O título fazia alusão a um fenômeno físico. A psicoacústica estuda a percepção subjetiva das qualidades (características) do som: intensidade, tom e timbre. Estas qualidades ou características do som estão, por sua vez, determinadas pelos próprios parâmetros do som, principalmente, freqüência e amplitude (explicação retirada do Wikipedia). E o grupo queria uma obra ousada, como o rock brasileiro não havia tentado.
O Ira! passava um momento complicado. A visão romântica e sonhadora dos primeiros tempos era substituída por uma visão mais crua e real do mundo. Os integrantes começavam a constituir família, as responsabilidades cresciam, as drogas eram consumidas em maior escala e os gostos musicais dos integrantes iam se alargando. Nasi e o baterista André Jung estavam interessados em rap e acabaram produzindo o primeiro LP de Thaíde e DJ Hum, Pergunte a Quem Conhece, em 1989. E os dois participariam de forma mais ativa no disco.
A concepção foi extremamente complicada. Primeiro, fizeram uma faixa em homenagem ao filme ao filme O Bandido da Luz Vermelha, de Rogério Sganzerla, Rubro Zorro, onde desejavam usar algumas falas da película, ao fundo. Nasi procurou o diretor para a liberação da mesma e ouviu um ok, desde que ele dirigisse um vídeo para a música. A idéia foi aceita pela a WEA, a gravadora, mas que refugou ao saber do montante pedido pelo diretor para o trabalho. Irritado, o diretor ligou para o vocalista várias vezes, ameaçando embargar a faixa.
O segundo problema aconteceu com a faixa Receita Para Se Fazer Um Herói. Edgard havia utilizado uma parte de uma letra feito por um colega de exército de Edgard, Esteves. Contudo, Esteves pediu uma grana alta para a liberação da mesma e ameaçou também embargar a obra. A confusão só foi resolvida quando a viúva do escritor português Reinaldo Edgar de Azevedo e Silva Ferreira, que era o verdadeiro dono do poema, foi encontrada e liberou a utilização.

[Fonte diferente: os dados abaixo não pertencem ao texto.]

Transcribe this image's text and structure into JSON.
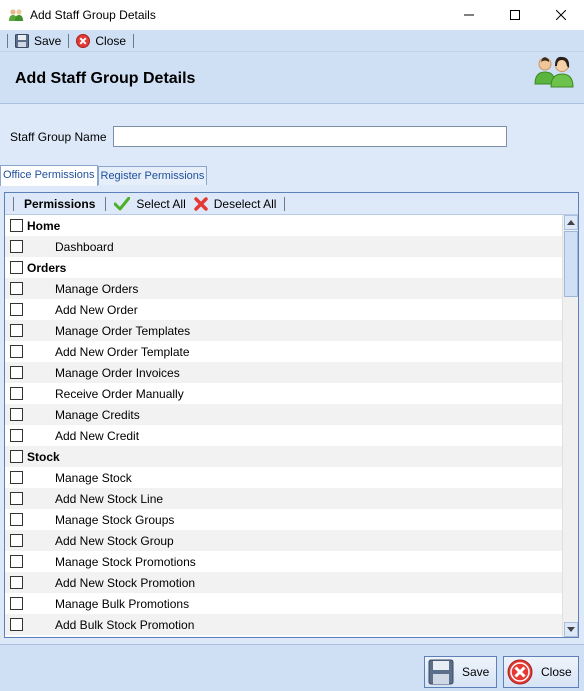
{
  "window": {
    "title": "Add Staff Group Details"
  },
  "toolbar": {
    "save_label": "Save",
    "close_label": "Close"
  },
  "header": {
    "title": "Add Staff Group Details"
  },
  "form": {
    "staff_group_name_label": "Staff Group Name",
    "staff_group_name_value": ""
  },
  "tabs": [
    {
      "label": "Office Permissions",
      "active": true
    },
    {
      "label": "Register Permissions",
      "active": false
    }
  ],
  "permissions_bar": {
    "title": "Permissions",
    "select_all": "Select All",
    "deselect_all": "Deselect All"
  },
  "permissions": [
    {
      "label": "Home",
      "group": true
    },
    {
      "label": "Dashboard",
      "group": false
    },
    {
      "label": "Orders",
      "group": true
    },
    {
      "label": "Manage Orders",
      "group": false
    },
    {
      "label": "Add New Order",
      "group": false
    },
    {
      "label": "Manage Order Templates",
      "group": false
    },
    {
      "label": "Add New Order Template",
      "group": false
    },
    {
      "label": "Manage Order Invoices",
      "group": false
    },
    {
      "label": "Receive Order Manually",
      "group": false
    },
    {
      "label": "Manage Credits",
      "group": false
    },
    {
      "label": "Add New Credit",
      "group": false
    },
    {
      "label": "Stock",
      "group": true
    },
    {
      "label": "Manage Stock",
      "group": false
    },
    {
      "label": "Add New Stock Line",
      "group": false
    },
    {
      "label": "Manage Stock Groups",
      "group": false
    },
    {
      "label": "Add New Stock Group",
      "group": false
    },
    {
      "label": "Manage Stock Promotions",
      "group": false
    },
    {
      "label": "Add New Stock Promotion",
      "group": false
    },
    {
      "label": "Manage Bulk Promotions",
      "group": false
    },
    {
      "label": "Add Bulk Stock Promotion",
      "group": false
    }
  ],
  "footer": {
    "save_label": "Save",
    "close_label": "Close"
  },
  "colors": {
    "accent": "#cfe0f5",
    "panel_border": "#5d80b8",
    "tab_text": "#1f4f9a"
  }
}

O disco foi editado no estúdio Nas Nuvens, de Liminha, no Rio de Janeiro, em um clima pesadíssimo. Nasi conta que a banda passou boa parte do tempo fumando maconha que havia sido encontrada em uma grande lata do iate Solano Star, que havia despejado 20.000 delas com 1,5 quilos de maconha prensada com mel e glicose, nas costas litorâneas de São Paulo e Rio de Janeiro, para não ser preso pela Polícia Federal. A polícia conseguiu recuperar apenas 2500 delas, e a restante abasteceu a capital fluminense, que viveu o famoso "Verão da Lata". A produção foi assinada pela banda e pelo engenheiro de som português Paulo Junqueiro e o LP foi gravado em um clima de caos, improviso e caos.
O disco causou apreensão na gravadora. Não havia uma faixa de trabalho evidente, as músicas eram longas, difíceis e pretendia uma ruptura com o passado do grupo. Ao invés de hinos à juventude, feitos por Edgar, o Ira! entregava um álbum com samplers, rap e temas pesados. Além disso, o álbum original trazia, no encarte, um óculo de 3D para brincar com os efeitos da imagem da capa. E, pela primeira vez, o Ira! gravava uma música que não tivesse a participação do guitarrista; Advogado do Diabo era uma parceria de Nasi e de André Jung e uma grande inspiração para o músico Chico Science, que a apresentava nos shows do ação Zumbi.
O grupo abusava dos efeitos na guitarra de Edgard, que foi a voz principal em Farto de Rock'n'Roll. Edgard fez uma letra que atacava o estilo de uma maneira sutil, mas Nasi não quis cantar a letra, preferindo fazer scratches. Rubro Zorro é, certamente, uma das melhores faixas do grupo, uma mistura muito bem feita de um solo ácido de Edgar, combinando com violão, samplers do filme de Sganzerla, porém, ousado demais para o público brasileiro. Outra bela faixa é Manhãs de Domingo, um dos últimos momentos "adolescentes" do grupo.